Поэтому вместо того, чтобы направиться через равнину, Гордон повернул свой отряд к холмам, которые окружали ее с юга. Петляя по чуть заметным тропкам, он, тем не менее, упорно продвигался на запад. Около полуночи один из раненых, привязанных к седлу, умер, а остальные то и дело начинали бредить. Однако туркмены остановились ровно настолько, чтобы спрятать тело в узкой расщелине. Они двигались тихо, словно призраки, то появляясь из-за холмов, то исчезая во тьме, и лишь цокот копыт и стоны раненых нарушали ночную тишину.
Примерно за час до рассвета Гордон вывел свой отряд к ручью, который извивался в разломе известняковой скалы, — широкому, но мелкому, с твердым каменным дном. Около трех миль всадники ехали по ручью вброд, а затем выбрались на берег — на той же стороне.

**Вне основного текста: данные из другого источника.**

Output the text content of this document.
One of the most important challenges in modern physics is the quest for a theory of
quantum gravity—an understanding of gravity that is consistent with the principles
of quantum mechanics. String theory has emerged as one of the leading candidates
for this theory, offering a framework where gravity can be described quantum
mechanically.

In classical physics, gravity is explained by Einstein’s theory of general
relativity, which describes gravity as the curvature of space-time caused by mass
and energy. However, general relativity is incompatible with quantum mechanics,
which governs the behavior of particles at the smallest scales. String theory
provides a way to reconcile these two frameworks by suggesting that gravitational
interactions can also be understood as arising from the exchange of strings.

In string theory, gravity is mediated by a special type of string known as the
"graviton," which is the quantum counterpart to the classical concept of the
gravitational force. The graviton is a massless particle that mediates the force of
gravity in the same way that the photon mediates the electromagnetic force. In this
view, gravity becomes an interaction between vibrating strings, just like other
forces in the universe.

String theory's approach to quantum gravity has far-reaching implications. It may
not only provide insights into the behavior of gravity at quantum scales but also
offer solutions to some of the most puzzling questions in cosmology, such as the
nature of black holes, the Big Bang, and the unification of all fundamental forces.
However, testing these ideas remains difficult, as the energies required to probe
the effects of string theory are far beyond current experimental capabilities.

Киргизы, которые шли за ними по следу, точно гончие за волками, должны были купиться на такую хитрость — во всяком случае, Гордон на это рассчитывал. Они решат, что туркмены пересекли ручей, и начнут разыскивать их на противоположном берегу. Конечно, рано или поздно кочевники догадаются, что их провели. Но, во всяком случае, это позволит выиграть время.
Поэтому теперь Гордон старался выбирать прямую дорогу. Киргизы не успокоятся; они продолжат поиски и вновь нападут на след своих обидчиков, но в это время последние будут уже далеко.

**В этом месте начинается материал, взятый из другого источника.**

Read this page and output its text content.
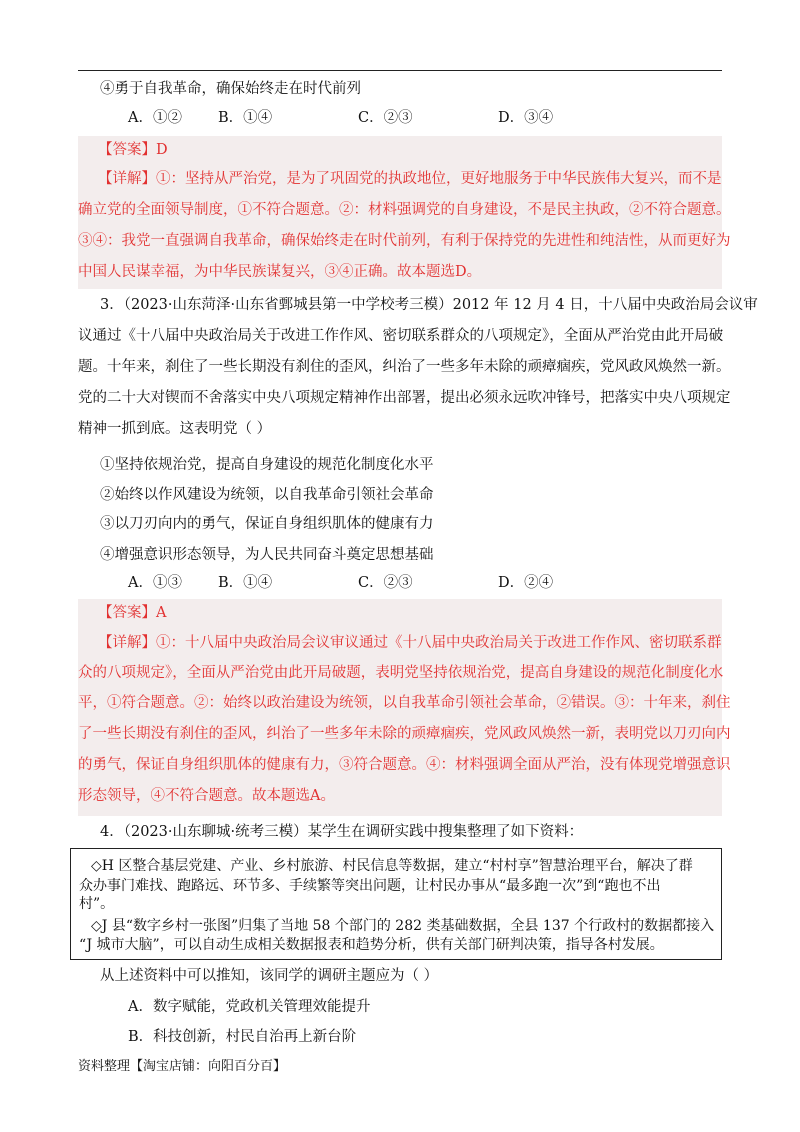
④勇于自我革命，确保始终走在时代前列
A．①② B．①④	C．②③	D．③④
【答案】D
【详解】①：坚持从严治党，是为了巩固党的执政地位，更好地服务于中华民族伟大复兴，而不是
确立党的全面领导制度，①不符合题意。②：材料强调党的自身建设，不是民主执政，②不符合题意。
③④：我党一直强调自我革命，确保始终走在时代前列，有利于保持党的先进性和纯洁性，从而更好为
中国人民谋幸福，为中华民族谋复兴，③④正确。故本题选D。
3．（2023·山东菏泽·山东省鄄城县第一中学校考三模）2012 年 12 月 4 日，十八届中央政治局会议审
议通过《十八届中央政治局关于改进工作作风、密切联系群众的八项规定》，全面从严治党由此开局破
题。十年来，刹住了一些长期没有刹住的歪风，纠治了一些多年未除的顽瘴痼疾，党风政风焕然一新。
党的二十大对锲而不舍落实中央八项规定精神作出部署，提出必须永远吹冲锋号，把落实中央八项规定
精神一抓到底。这表明党（ ）
①坚持依规治党，提高自身建设的规范化制度化水平
②始终以作风建设为统领，以自我革命引领社会革命
③以刀刃向内的勇气，保证自身组织肌体的健康有力
④增强意识形态领导，为人民共同奋斗奠定思想基础
A．①③ B．①④	C．②③	D．②④
【答案】A
【详解】①：十八届中央政治局会议审议通过《十八届中央政治局关于改进工作作风、密切联系群
众的八项规定》，全面从严治党由此开局破题，表明党坚持依规治党，提高自身建设的规范化制度化水
平，①符合题意。②：始终以政治建设为统领，以自我革命引领社会革命，②错误。③：十年来，刹住
了一些长期没有刹住的歪风，纠治了一些多年未除的顽瘴痼疾，党风政风焕然一新，表明党以刀刃向内
的勇气，保证自身组织肌体的健康有力，③符合题意。④：材料强调全面从严治，没有体现党增强意识
形态领导，④不符合题意。故本题选A。
4．（2023·山东聊城·统考三模）某学生在调研实践中搜集整理了如下资料：
◇H 区整合基层党建、产业、乡村旅游、村民信息等数据，建立“村村享”智慧治理平台，解决了群
众办事门难找、跑路远、环节多、手续繁等突出问题，让村民办事从“最多跑一次”到“跑也不出
村”。
◇J 县“数字乡村一张图”归集了当地 58 个部门的 282 类基础数据，全县 137 个行政村的数据都接入
“J 城市大脑”，可以自动生成相关数据报表和趋势分析，供有关部门研判决策，指导各村发展。
从上述资料中可以推知，该同学的调研主题应为（ ）
A．数字赋能，党政机关管理效能提升
B．科技创新，村民自治再上新台阶
资料整理【淘宝店铺：向阳百分百】
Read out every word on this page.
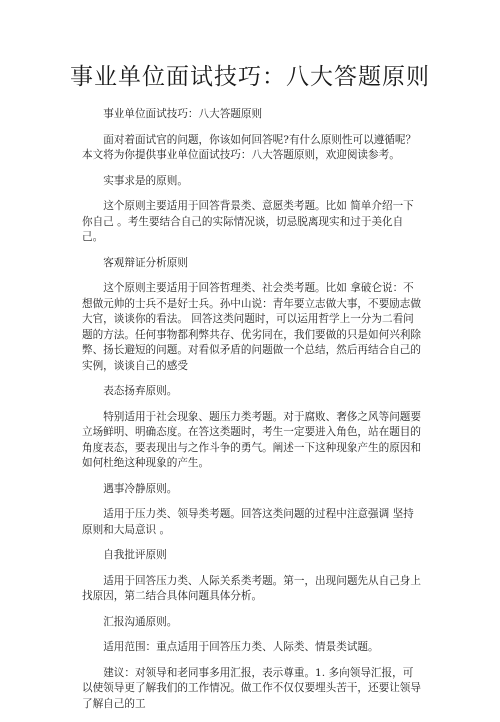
事业单位面试技巧：八大答题原则

事业单位面试技巧：八大答题原则

面对着面试官的问题，你该如何回答呢?有什么原则性可以遵循呢？本文将为你提供事业单位面试技巧：八大答题原则，欢迎阅读参考。

实事求是的原则。

这个原则主要适用于回答背景类、意愿类考题。比如 简单介绍一下你自己 。考生要结合自己的实际情况谈，切忌脱离现实和过于美化自己。

客观辩证分析原则

这个原则主要适用于回答哲理类、社会类考题。比如 拿破仑说：不想做元帅的士兵不是好士兵。孙中山说：青年要立志做大事，不要励志做大官，谈谈你的看法。 回答这类问题时，可以运用哲学上一分为二看问题的方法。任何事物都利弊共存、优劣同在，我们要做的只是如何兴利除弊、扬长避短的问题。对看似矛盾的问题做一个总结，然后再结合自己的实例，谈谈自己的感受

表态扬弃原则。

特别适用于社会现象、题压力类考题。对于腐败、奢侈之风等问题要立场鲜明、明确态度。在答这类题时，考生一定要进入角色，站在题目的角度表态，要表现出与之作斗争的勇气。阐述一下这种现象产生的原因和如何杜绝这种现象的产生。

遇事冷静原则。

适用于压力类、领导类考题。回答这类问题的过程中注意强调 坚持原则和大局意识 。

自我批评原则

适用于回答压力类、人际关系类考题。第一，出现问题先从自己身上找原因，第二结合具体问题具体分析。

汇报沟通原则。

适用范围：重点适用于回答压力类、人际类、情景类试题。

建议：对领导和老同事多用汇报，表示尊重。1. 多向领导汇报，可以使领导更了解我们的工作情况。做工作不仅仅要埋头苦干，还要让领导了解自己的工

К тому же Йолган — последнее место, где стоит разыскивать банду разбойников. А ему, Гордону, возможно, удастся настичь своих врагов еще по дороге.
Но к рассвету туркмены окончательно выдохлись, и американец, сжалившись, приказал им остановиться и сделать привал. Пока они расседлывали усталых коней и доставали из вьюков еду, Гордон извлек из седельной сумки бинокль, кусок вяленого мяса, и взобрался на самый высокий утес, который только мог найти. Некоторое время он изучал в бинокль окрестные скалы и ущелья, одновременно утоляя голод, потом привалился к скале и позволил себе подремать с четверть часа, а проснувшись, снова припал к биноклю… Так повторялось несколько раз. Во время своих опасных странствий Гордону случалось сутками не смыкать глаз, подобно дикому зверю, — ибо этот сон мог стать последним. Тогда и пришлось научиться восстанавливать силы таким способом, которым, согласно легенде, много веков назад пользовался Леонардо да Винчи.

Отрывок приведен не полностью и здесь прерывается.